Aantal: 12.391 stuks + 108 omgebouwde 75 mm HMC T30
M3A1, plaats voor 13 Personen 10 passagiers en drie bemanningsleden.
Met extra geschutsring M49 voor .50 machine geweer.
Beschikt over meerdere bevestigingspunten waarop een .30 machine geweer geplaatst kan worden.
Aantal: 2862 stuks
De half-track M3A1 is door de Verenigde Staten onder het Lend Lease Program geleverd aan de Geallieerde bondgenoten.
Echter, er zijn geen M3A1 half-tracks geleverd aan het Nederlandse leger tijdens WW II.
Foto 2.1 en 2.2 Deze half-track M3A1 was in 2008 te zien in Ursul (B) op het evenement
Wings & Wheels.
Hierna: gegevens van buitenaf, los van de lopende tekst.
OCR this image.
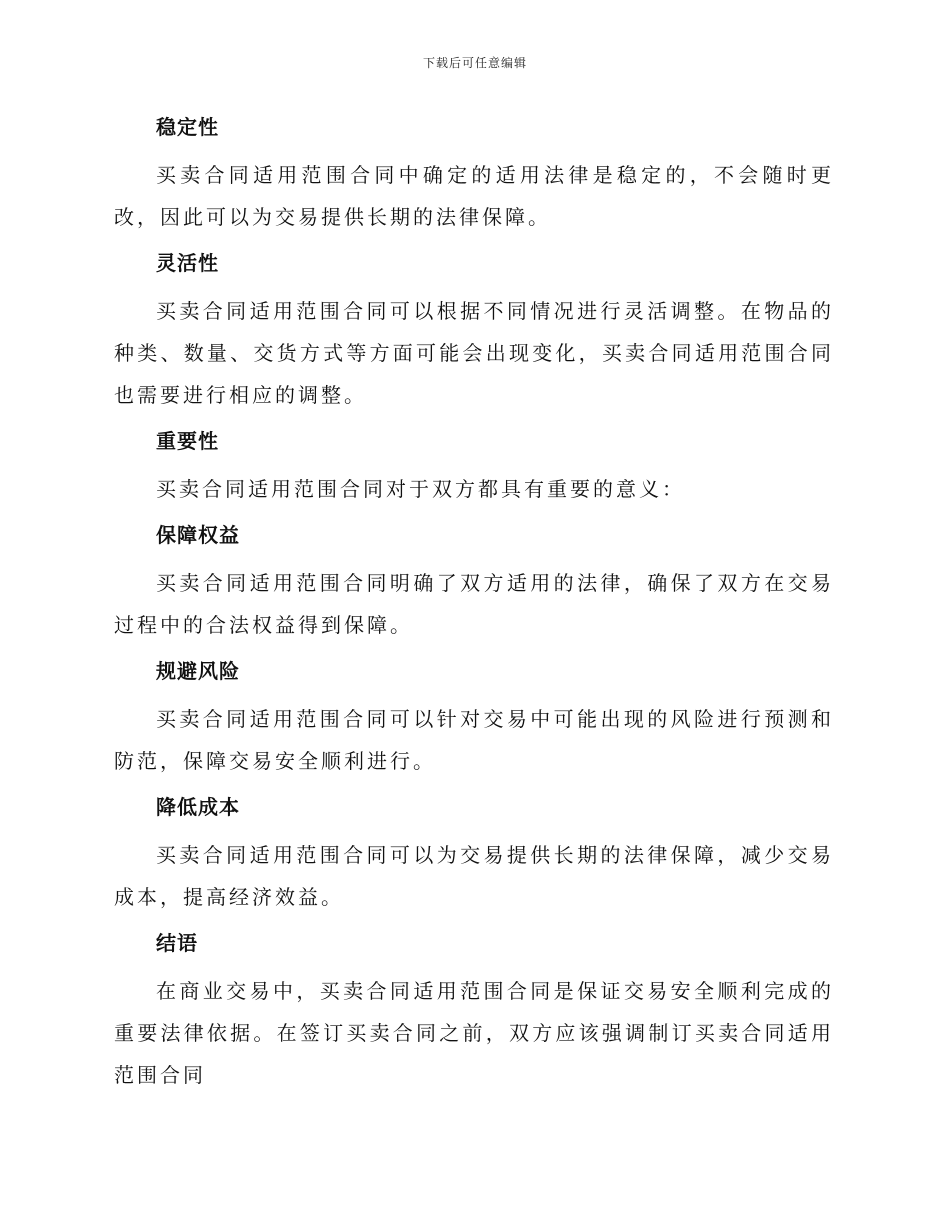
下载后可任意编辑
稳定性
买卖合同适用范围合同中确定的适用法律是稳定的，不会随时更改，因此可以为交易提供长期的法律保障。
灵活性
买卖合同适用范围合同可以根据不同情况进行灵活调整。在物品的种类、数量、交货方式等方面可能会出现变化，买卖合同适用范围合同也需要进行相应的调整。
重要性
买卖合同适用范围合同对于双方都具有重要的意义：
保障权益
买卖合同适用范围合同明确了双方适用的法律，确保了双方在交易过程中的合法权益得到保障。
规避风险
买卖合同适用范围合同可以针对交易中可能出现的风险进行预测和防范，保障交易安全顺利进行。
降低成本
买卖合同适用范围合同可以为交易提供长期的法律保障，减少交易成本，提高经济效益。
结语
在商业交易中，买卖合同适用范围合同是保证交易安全顺利完成的重要法律依据。在签订买卖合同之前，双方应该强调制订买卖合同适用范围合同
Aan de voorzijde bij de bumper is een 'unditching roller' aanwezig. De geschutsring, ring
mount M49, met .50 machine geweer is duidelijk te zien boven op de cabine. Voor de oplettende kijker, aan de
zijkant boven de track is een soort van rek zichtbaar, Hierop werden de mijnen bevestigd tijdens het transport.
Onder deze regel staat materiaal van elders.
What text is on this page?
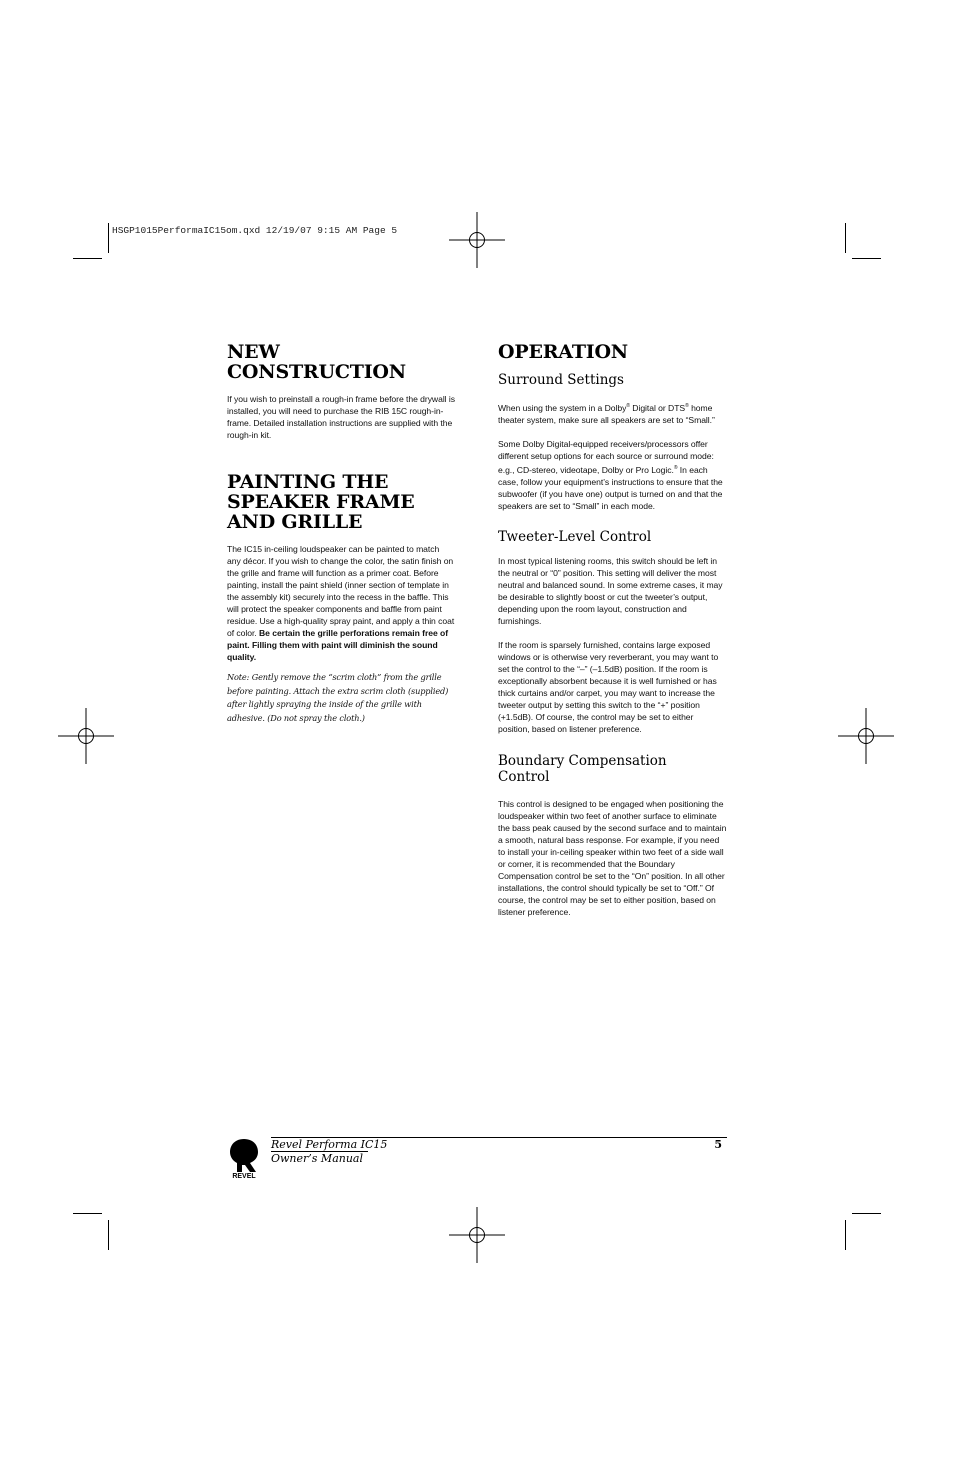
HSGP1015PerformaIC15om.qxd 12/19/07 9:15 AM Page 5
NEW CONSTRUCTION

If you wish to preinstall a rough-in frame before the drywall is installed, you will need to purchase the RIB 15C rough-in-frame. Detailed installation instructions are supplied with the rough-in kit.

PAINTING THE
SPEAKER FRAME
AND GRILLE

The IC15 in-ceiling loudspeaker can be painted to match any décor. If you wish to change the color, the satin finish on the grille and frame will function as a primer coat. Before painting, install the paint shield (inner section of template in the assembly kit) securely into the recess in the baffle. This will protect the speaker components and baffle from paint residue. Use a high-quality spray paint, and apply a thin coat of color. Be certain the grille perforations remain free of paint. Filling them with paint will diminish the sound quality.

Note: Gently remove the “scrim cloth” from the grille before painting. Attach the extra scrim cloth (supplied) after lightly spraying the inside of the grille with adhesive. (Do not spray the cloth.)

OPERATION
Surround Settings

When using the system in a Dolby® Digital or DTS® home theater system, make sure all speakers are set to “Small.”

Some Dolby Digital-equipped receivers/processors offer different setup options for each source or surround mode: e.g., CD-stereo, videotape, Dolby or Pro Logic.® In each case, follow your equipment’s instructions to ensure that the subwoofer (if you have one) output is turned on and that the speakers are set to “Small” in each mode.

Tweeter-Level Control

In most typical listening rooms, this switch should be left in the neutral or “0” position. This setting will deliver the most neutral and balanced sound. In some extreme cases, it may be desirable to slightly boost or cut the tweeter’s output, depending upon the room layout, construction and furnishings.

If the room is sparsely furnished, contains large exposed windows or is otherwise very reverberant, you may want to set the control to the “–” (–1.5dB) position. If the room is exceptionally absorbent because it is well furnished or has thick curtains and/or carpet, you may want to increase the tweeter output by setting this switch to the “+” position (+1.5dB). Of course, the control may be set to either position, based on listener preference.

Boundary Compensation
Control

This control is designed to be engaged when positioning the loudspeaker within two feet of another surface to eliminate the bass peak caused by the second surface and to maintain a smooth, natural bass response. For example, if you need to install your in-ceiling speaker within two feet of a side wall or corner, it is recommended that the Boundary Compensation control be set to the “On” position. In all other installations, the control should typically be set to “Off.” Of course, the control may be set to either position, based on listener preference.

REVEL
Revel Performa IC15
Owner’s Manual
5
De half-track verkeert in een zeer goede staat en heeft een Belgische eigenaar. Nadere informatie of de herkomst
en geschiedenis over dit voertuig ontbreken. De leger markings op het voertuig
- Vehicle Markings -
Marker:
Omschrijving:
Nickname:
"Raider" is de bijnaam van het voertuig, motivatie onbekend.
Unit marking (1st+2de):
3▲ 36-I, staat voor het 3rd Armored Division, 36th Armored
Infantry Battalion.
Unit marking (3de):
A-15 (wit) staat voor het 15th vehicle van "A" Company.
Army registration number:
USA 4061997, ook wel "hood number" genoemd, is een uniek
voertuig nummer uitgegeven door het Amerikaanse Ordnance Department. Het nummer is voor logistieke zaken te
vergemakkelijken o.a. bij onderhoud in het veld.
Land marker:
De witte 5 puntige ster zonder cirkel. Deze marking is van oorsprong
een 'national identification symbol' voor de voertuigen van de Verenigde Staten van Amerika. Deze is in
gebruik vanaf 1943.
Het 36th Armored Infantry Division was een onderdeel van het US Army 3rd Armored Division, "Spearhead",
heeft oa gevochten in Normandiï en hebben hun sporen dik verdiend bij de gevechten in de Ardennen (noord
flank, bij de rivier de Roer), de strijd bij Ranes-Fromentel in Frankrijk en de gevechten in de regio
bij Stolberg in Duitsland. De bijnaam van het 36th Armored Infantry Division was 'Dough-boys'.
Foto 3.1 Deze half-track M3A1 staat bij de brug over de Ambleve te Stavelot, Belgiï.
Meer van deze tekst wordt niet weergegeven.